Po śniadaniu wspięliśmy się na Półrzeczki, aby kontynuować naszą podróż. Pojechaliśmy do wsi Jurków, zostawiliśmy tam samochód naszych przyjaciół i rozpoczęliśmy dwudniową wędrówkę.

Tego dnia na naszym radarze pojawił się szczyt Ćwilin. To co mi się podoba w tej górze to jej szeroki i płaski wierzchołek, z którego możemy podziwiać rozległy krajobraz Beskidów.

Niebieski szlak prowadzący na szczyt jest również używany przez rowerzystów górskich, ale to dla doświadczonych ludzi - dużo kamieni i korzeni na tym szlaku.

Byliśmy dość zmęczeni, gdy dotarliśmy do schroniska młodzieżowego położonego na stoku Śnieżnicy. Myślę, że brak snu docierał do nas, bo sama wędrówka nie była zbyt męcząca, ale byliśmy śmiertelnie zmęczeni.

Co ważne, schronisko to jest wykorzystywane głównie przez grupy religijne do organizowania rekolekcji. W tym miejscu nie ma piwa ani innych napojów alkoholowych. Jeśli po całodziennej wędrówce lubisz zimne piwo, to może warto rozważyć pobyt w innym miejscu. ????

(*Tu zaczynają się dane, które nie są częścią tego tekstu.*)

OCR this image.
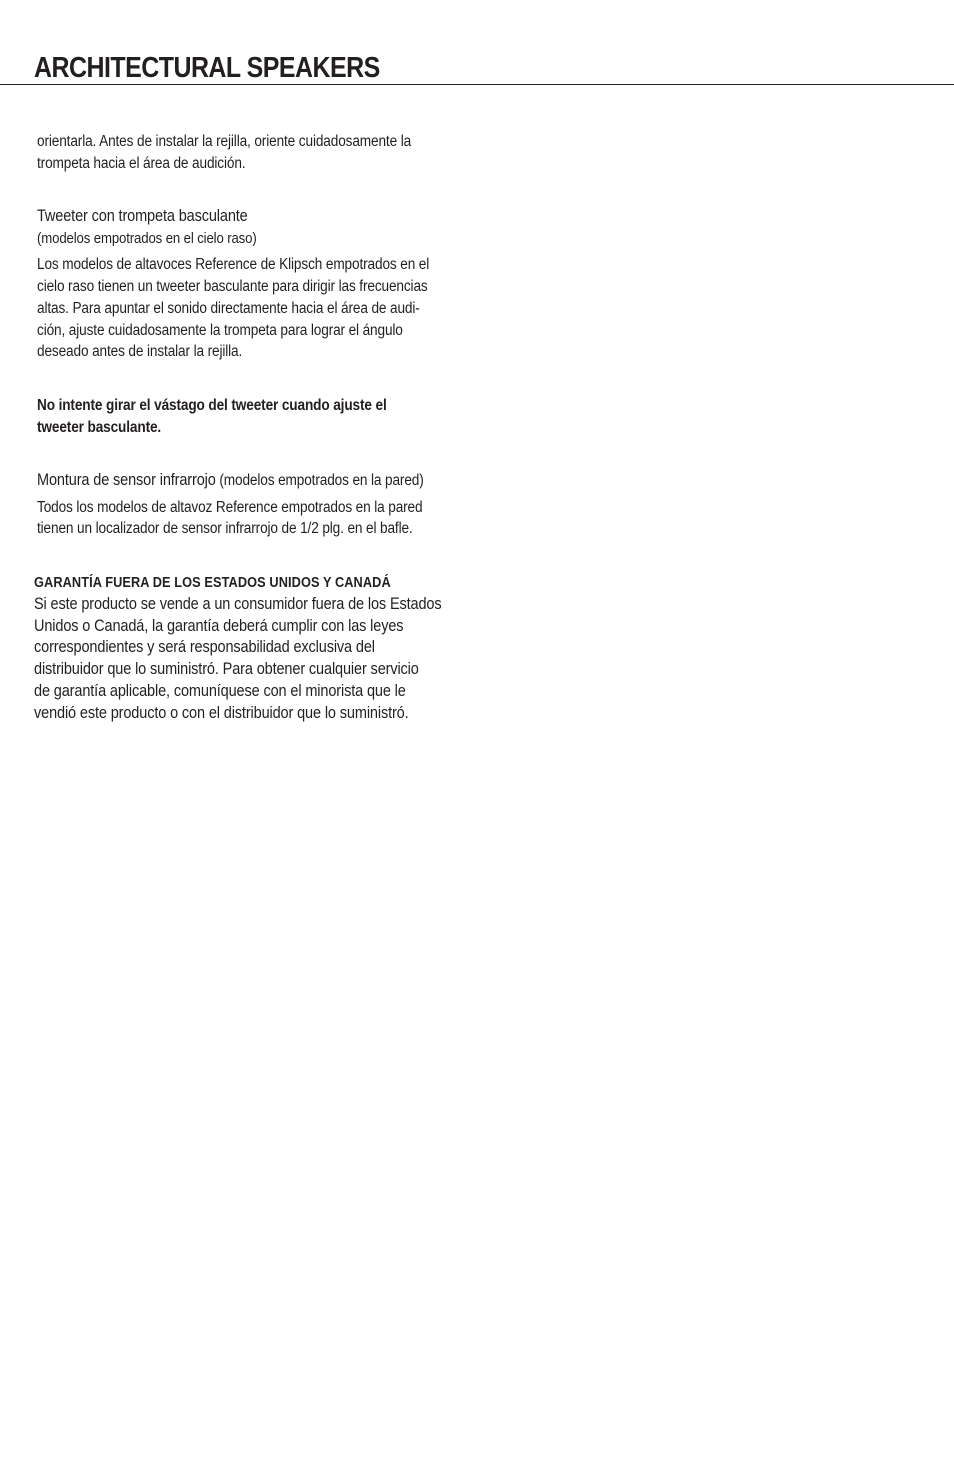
ARCHITECTURAL SPEAKERS

orientarla. Antes de instalar la rejilla, oriente cuidadosamente la

trompeta hacia el área de audición.

Tweeter con trompeta basculante

(modelos empotrados en el cielo raso)

Los modelos de altavoces Reference de Klipsch empotrados en el

cielo raso tienen un tweeter basculante para dirigir las frecuencias

altas. Para apuntar el sonido directamente hacia el área de audi-

ción, ajuste cuidadosamente la trompeta para lograr el ángulo

deseado antes de instalar la rejilla.

No intente girar el vástago del tweeter cuando ajuste el

tweeter basculante.

Montura de sensor infrarrojo (modelos empotrados en la pared)

Todos los modelos de altavoz Reference empotrados en la pared

tienen un localizador de sensor infrarrojo de 1/2 plg. en el bafle.

GARANTÍA FUERA DE LOS ESTADOS UNIDOS Y CANADÁ

Si este producto se vende a un consumidor fuera de los Estados

Unidos o Canadá, la garantía deberá cumplir con las leyes

correspondientes y será responsabilidad exclusiva del

distribuidor que lo suministró. Para obtener cualquier servicio

de garantía aplicable, comuníquese con el minorista que le

vendió este producto o con el distribuidor que lo suministró.
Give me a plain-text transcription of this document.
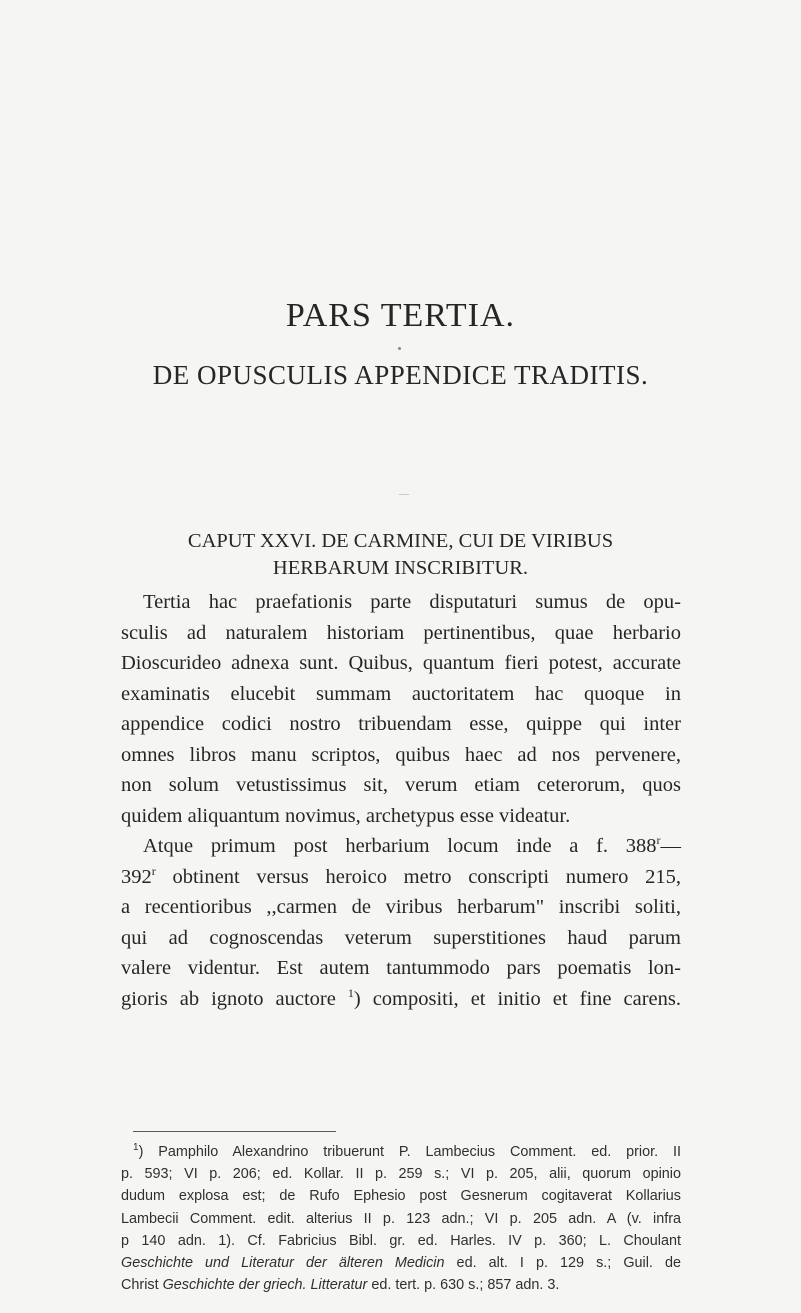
PARS TERTIA.
DE OPUSCULIS APPENDICE TRADITIS.
CAPUT XXVI. DE CARMINE, CUI DE VIRIBUS
HERBARUM INSCRIBITUR.
Tertia hac praefationis parte disputaturi sumus de opu-
sculis ad naturalem historiam pertinentibus, quae herbario
Dioscurideo adnexa sunt. Quibus, quantum fieri potest, accurate
examinatis elucebit summam auctoritatem hac quoque in
appendice codici nostro tribuendam esse, quippe qui inter
omnes libros manu scriptos, quibus haec ad nos pervenere,
non solum vetustissimus sit, verum etiam ceterorum, quos
quidem aliquantum novimus, archetypus esse videatur.
Atque primum post herbarium locum inde a f. 388$^r$—
392$^r$ obtinent versus heroico metro conscripti numero 215,
a recentioribus ,,carmen de viribus herbarum" inscribi soliti,
qui ad cognoscendas veterum superstitiones haud parum
valere videntur. Est autem tantummodo pars poematis lon-
gioris ab ignoto auctore $^1$) compositi, et initio et fine carens.
$^1$) Pamphilo Alexandrino tribuerunt P. Lambecius Comment. ed. prior. II
p. 593; VI p. 206; ed. Kollar. II p. 259 s.; VI p. 205, alii, quorum opinio
dudum explosa est; de Rufo Ephesio post Gesnerum cogitaverat Kollarius
Lambecii Comment. edit. alterius II p. 123 adn.; VI p. 205 adn. A (v. infra
p 140 adn. 1). Cf. Fabricius Bibl. gr. ed. Harles. IV p. 360; L. Choulant
Geschichte und Literatur der älteren Medicin ed. alt. I p. 129 s.; Guil. de
Christ Geschichte der griech. Litteratur ed. tert. p. 630 s.; 857 adn. 3.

Obudził nas też około 22:00 śpiew religijny. Zgaduję, że ostatnie piosenki śpiewali przed godzinami ciszy, więc postanowili podwoić głośność.

W każdym razie, to co mi się podobało w tym miejscu to fakt, że obsługa była bardzo miła i przyjazna i dostaliśmy śniadanie za darmo. To zdecydowanie przeważa nad brakiem piwa.

W niedzielę, z pełnym żołądkiem, wyruszyliśmy na długą, ale nie wymagającą wyprawę do wsi Pcim, gdzie zostawiliśmy samochód.

Wędrówki w Beskidzie Wyspowym są bardzo przyjemne. Nie ma dużej różnicy wysokości, szlaki są szerokie i bezpieczne, a ludzi nie ma tak wielu jak w innych pasmach górskich.

Beskid Wyspowy to bardzo malownicze pasmo górskie, które zdecydowanie warto odwiedzić, jeśli jesteś miłośnikiem przyrody i pieszych wędrówek.

Jeśli planujesz zatrzymać się gdzieś w pobliżu tych gór, możesz rozważyć osadę Limanowa - miłe i spokojne miejsce położone w pobliżu szlaków turystycznych.